Table 3(b) presents the p-value, Cliff’s Delta measure and Spearman’s correlation coefficient of amalgamated (TF-IDF + Word2Vec + LDA) model with TF-IDF in terms of two metrics for Apache dataset and KDE, respectively. The TF-IDF model has been compared with the amalgamated approach as TF-IDF has been presented as benchmark model in most of the previous studies. Table 3(b) presents that the results have a positive correlation, whereas there is a medium or large effect size, which means improvement is happening by amalgamation of models.

7 Threats to Validity

Internal Validity. The dataset repository contains the bug reports that contains dataset till the year 2017. The threat is that the size of textual information is small for each bug report. But, the current work applied the well-established methods of natural language processing to preparing the corpus from these large datasets. Therefore, we believe that there would not be significant threats to internal validity. While using LDA, a bias may have been introduced due to the choice of hyper-parameter values and the optimal number of topic solutions.

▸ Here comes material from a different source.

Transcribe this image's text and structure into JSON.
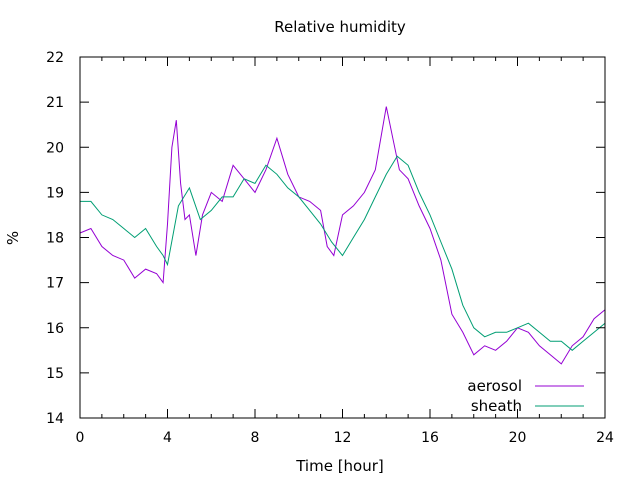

However, to mitigate this, the selection of the optimal number of topic solutions was done by following a heuristic approach as suggested by Arun et al. [2] and Cao et al. [4]. External Validity. The generalization of results may be another limitation of this study. The similarity score was computed by following a number of steps and each of these steps has a significant impact on the results. However, verification of results is performed using open source datasets to achieve enough generalization.

8 Conclusion

The main contribution of this paper is an attempt to amalgamate the established natural language models for duplicate bug recommendation using bug textual information and non-textual information (product and component). The proposed amalgamated model combines the similarity scores from different models namely LDA, TF-IDF, Word2Vec, and GloVe. The empirical evaluation has been performed on the open datasets from three large open source software projects, namely, Apache, KDE and Eclipse. From the validation, it is evident that for Apache dataset the value of MAP rate increased from 0.076 to 0.163, which is better as compared to the other models. This holds true for all three datasets as shown in experimental results. Similarly, the values of MRR for amalgamated models is also high relative to the other individual models. Thus, it can be concluded that amalgamated approaches achieves better performance than individual approaches for duplicate bug recommendation. This study proposes the amalgamated model (TF-IDF + Word2Vec + LDA), that outperform other amalgamated models.

The future scope of current work is to develop a python package that allows the user to select the individual models and their amalgamation with other models on a given dataset. This would also allow the user to select combination of textual and non-textual features from dataset for duplicate bug detection.